The first of the six existing Type 59 Sports racing cars – produced back in the 1930s – still exists today in near-original condition and is considered an invaluable surviving specimen of Bugatti’s successful racing history.
Scuffed leather seats and a steering wheel bearing the battle scars of racing drivers’ heroic efforts. Traces of hard duels and high-speed attrition can be seen on the paintwork. If this Bugatti Type 59 Sports could talk, it would have many a story to tell about its time being pushed to the limit around the world.
Victory is what defines the Type 59 Sports. This open-top two-seater was built in 1934 as a Type 59 Sports with a Type 57 chassis. A short time later, it received a special new chassis for the next series of Grand Prix races, where it would be driven by Bugatti’s courageous racing drivers.
Its racing history is fully documented – just like its famous owners and drivers are. René Dreyfus, top driver of the pre-war period and a hero of the French Resistance, took to the wheel in the mid-1930s, as did racing drivers Robert Benoist and Jean Pierre Wimille. One of the later owners of the sports car was King Leopold III of Belgium – an avid Bugatti fan himself.
Recently, the Type 59 Sports was awarded the prestigious FIVA Trophy for “Best Preserved Pre-War Car” at the world-famous Concorso d’Eleganza at Villa d’Este in Italy, in competition with some of the finest classic automobiles from fellow marques.
A True Thoroughbred
Bugatti presented the Type 59 Sports for the first time on September 24, 1933, at the San Sebastian Grand Prix. A marvel of engineering both powerful and delicate. Beneath its sleek and low lines, the supercharged inline eight-cylinder engine fit almost perfectly. The wheels with piano wire spokes minimized unsprung mass enormously, and, with new sophisticated shock absorbers, ensured balanced handling with an unusually high level of comfort for a racing car. The Type 59 Sports is as elegant as it is fast. It is proof of Ettore Bugatti’s constant striving for more performance and better driving characteristics.
Bugatti first used this factory Type 59 Sports with a 3.3-liter, eight-cylinder engine (No. 5) in the 1934/1935 season. Driver René Dreyfus drove straight to third place at the Monaco Grand Prix in April 1934. Robert Benoist crossed the finish line in fourth place at the French Grand Prix in Montlhéry in July of the same year, and likewise a few weeks later at the Belgian Grand Prix in Spa-Francorchamps. At the Spanish Grand Prix in September, Jean-Pierre Wimille finished sixth. Ettore Bugatti – used to winning – retires from Grand Prix racing with the Type 59 Sports and sells four vehicles to British enthusiasts. One of them was transformed into a racing car by the company itself, in Molsheim. It is a first for Bugatti – until today. The Type 59 Sports remains the only Grand Prix car to be converted into a sports car at the factory and exists today in virtually unrestored original condition as a perfect witness to the period in which it thrived.

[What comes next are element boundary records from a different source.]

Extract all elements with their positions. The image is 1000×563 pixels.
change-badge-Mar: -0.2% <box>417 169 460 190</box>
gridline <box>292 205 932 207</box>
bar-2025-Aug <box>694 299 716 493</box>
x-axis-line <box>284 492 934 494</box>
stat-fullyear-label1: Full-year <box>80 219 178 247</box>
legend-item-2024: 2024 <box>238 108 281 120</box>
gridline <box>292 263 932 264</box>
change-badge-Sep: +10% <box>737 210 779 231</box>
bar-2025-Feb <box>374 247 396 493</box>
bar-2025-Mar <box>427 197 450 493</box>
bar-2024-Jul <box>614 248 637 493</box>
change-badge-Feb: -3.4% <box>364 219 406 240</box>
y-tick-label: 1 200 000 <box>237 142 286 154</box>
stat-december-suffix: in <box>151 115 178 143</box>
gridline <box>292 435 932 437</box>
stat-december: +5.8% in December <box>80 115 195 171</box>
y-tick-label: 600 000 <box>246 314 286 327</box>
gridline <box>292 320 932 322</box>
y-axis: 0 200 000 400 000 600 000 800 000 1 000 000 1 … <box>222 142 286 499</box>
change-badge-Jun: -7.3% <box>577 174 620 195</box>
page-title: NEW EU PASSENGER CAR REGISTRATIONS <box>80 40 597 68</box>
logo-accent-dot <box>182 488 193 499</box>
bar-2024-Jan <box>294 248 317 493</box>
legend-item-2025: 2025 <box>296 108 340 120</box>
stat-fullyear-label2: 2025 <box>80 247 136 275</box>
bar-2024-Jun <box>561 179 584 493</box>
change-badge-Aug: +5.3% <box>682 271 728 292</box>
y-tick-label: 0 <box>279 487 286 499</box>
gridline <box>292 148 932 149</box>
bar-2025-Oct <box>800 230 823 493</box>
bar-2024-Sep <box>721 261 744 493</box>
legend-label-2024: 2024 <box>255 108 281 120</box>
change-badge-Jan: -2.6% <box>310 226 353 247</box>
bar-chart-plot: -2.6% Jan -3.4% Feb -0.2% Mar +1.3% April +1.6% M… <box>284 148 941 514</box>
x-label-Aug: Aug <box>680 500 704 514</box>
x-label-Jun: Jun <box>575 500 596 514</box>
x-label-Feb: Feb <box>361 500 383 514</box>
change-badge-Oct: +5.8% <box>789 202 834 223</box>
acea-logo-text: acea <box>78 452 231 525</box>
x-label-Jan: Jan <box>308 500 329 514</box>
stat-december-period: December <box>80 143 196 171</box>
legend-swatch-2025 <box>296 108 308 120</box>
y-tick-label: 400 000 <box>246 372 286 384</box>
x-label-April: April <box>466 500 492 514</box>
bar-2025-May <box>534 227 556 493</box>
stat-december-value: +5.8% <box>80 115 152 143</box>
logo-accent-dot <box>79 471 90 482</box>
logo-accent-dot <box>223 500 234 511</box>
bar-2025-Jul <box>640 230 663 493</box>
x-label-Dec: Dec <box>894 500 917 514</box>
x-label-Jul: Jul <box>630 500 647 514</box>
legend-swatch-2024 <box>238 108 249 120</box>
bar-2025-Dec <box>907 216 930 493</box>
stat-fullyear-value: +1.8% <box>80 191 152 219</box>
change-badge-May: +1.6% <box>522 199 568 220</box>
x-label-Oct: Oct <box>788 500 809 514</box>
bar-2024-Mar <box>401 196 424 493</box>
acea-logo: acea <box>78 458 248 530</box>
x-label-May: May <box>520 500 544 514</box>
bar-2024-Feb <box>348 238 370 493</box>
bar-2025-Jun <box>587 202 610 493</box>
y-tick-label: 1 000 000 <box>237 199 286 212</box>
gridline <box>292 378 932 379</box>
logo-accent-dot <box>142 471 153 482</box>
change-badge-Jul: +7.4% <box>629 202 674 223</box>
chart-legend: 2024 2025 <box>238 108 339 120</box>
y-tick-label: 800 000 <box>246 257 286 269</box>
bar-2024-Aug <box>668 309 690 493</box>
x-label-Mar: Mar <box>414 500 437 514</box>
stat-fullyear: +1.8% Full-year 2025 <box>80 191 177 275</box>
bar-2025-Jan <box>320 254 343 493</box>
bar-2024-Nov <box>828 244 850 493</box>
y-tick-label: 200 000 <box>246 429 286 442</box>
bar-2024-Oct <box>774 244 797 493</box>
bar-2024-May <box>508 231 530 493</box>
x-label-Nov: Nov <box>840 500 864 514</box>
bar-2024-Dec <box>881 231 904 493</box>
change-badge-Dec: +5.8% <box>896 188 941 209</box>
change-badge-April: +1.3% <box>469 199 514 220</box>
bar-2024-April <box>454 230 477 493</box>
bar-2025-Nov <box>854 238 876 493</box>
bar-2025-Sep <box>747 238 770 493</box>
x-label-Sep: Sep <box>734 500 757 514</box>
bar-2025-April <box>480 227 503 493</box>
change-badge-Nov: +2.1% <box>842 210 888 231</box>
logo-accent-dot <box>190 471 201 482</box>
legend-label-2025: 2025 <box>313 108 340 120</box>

The engineers removed the supercharger from the engine compartment and integrated a new oil tank with two-pump lubrication and a four-speed dry sump fully synchronized transmission with central shifting. They also re-tailored the bodywork: small motorcycle mudguards, a small windshield, small headlights positioned far down and side doors – with the new chassis number 57248.
A two-seater car not only for the streets, but also for the racetrack, that is where Jean-Pierre Wimille increasingly used the Type 59 Sports sports car from 1935 in the new 750-kilogram class. In the 1937 sports car season, this Type 59 Sports with Wimille at the wheel won the Grand Prix de Pau and de Tunis and de Marseille, among others. Affectionately called “La Grand Mère” (Grandmother) by the mechanics in Molsheim, the sports car took part in races in Africa and won the last edition of the Algerian Grand Prix. In July 1937, Jean-Pierre Wimille won a Grand Prix for the last time with the Type 59 Sports: the Grand Prix de la Marne on the race track in Reims – over three minutes ahead of the runner-up. The fast and superior Bugatti caused a sensation on the scene. At the end of the season, a long-time Bugatti customer bought this exceptional sports car with a successful racing history: King Leopold III of Belgium between 1934 and 1951.
Ettore Bugatti had the previously blue car specially repainted for the King in the King’s favorite color of black, decorated with a yellow stripe reminiscent of the Belgian racing colors. How the King used the powerful sports car in the years to come is not known. The Bugatti would have likely been put into storage in the run-up to the war and used little for time. Leopold III and his wife were deported to Saxony in June 1944, and after the war the family initially went into exile in Switzerland. It was not until 1959 that the ex-monarch moved with his family to Argenteuil Castle in the province of Brabant-Wallonia – with the Bugatti as part of the inventory.
In 1967, the former King sold the Bugatti to a Belgian collector, who kept it for around 20 years, not restoring it and certainly not polishing it. In 1989, the historic racing car passed to an American Bugatti enthusiast, who also leaves it in its original condition and merely restores the car’s technology. After that, the sports car moved to two other garages owned by well-known collectors, who continued to respect the car’s past and left the body untouched. Over 80 years old, this invaluable witness with a successful racing history is now owned by a Bugatti enthusiast who recently had the incredible patina preserved as an important milestone in automotive history. The areas of paintwork that were still in good condition but already patinated were conserved in a sealed manner, while the damaged areas were only gently repaired. What remains: scuffed leather seats and scars in the wooden steering wheel.
While owned by a New York collector, the new seat leather was put in a pig pen for a period of time to achieve the proper patina.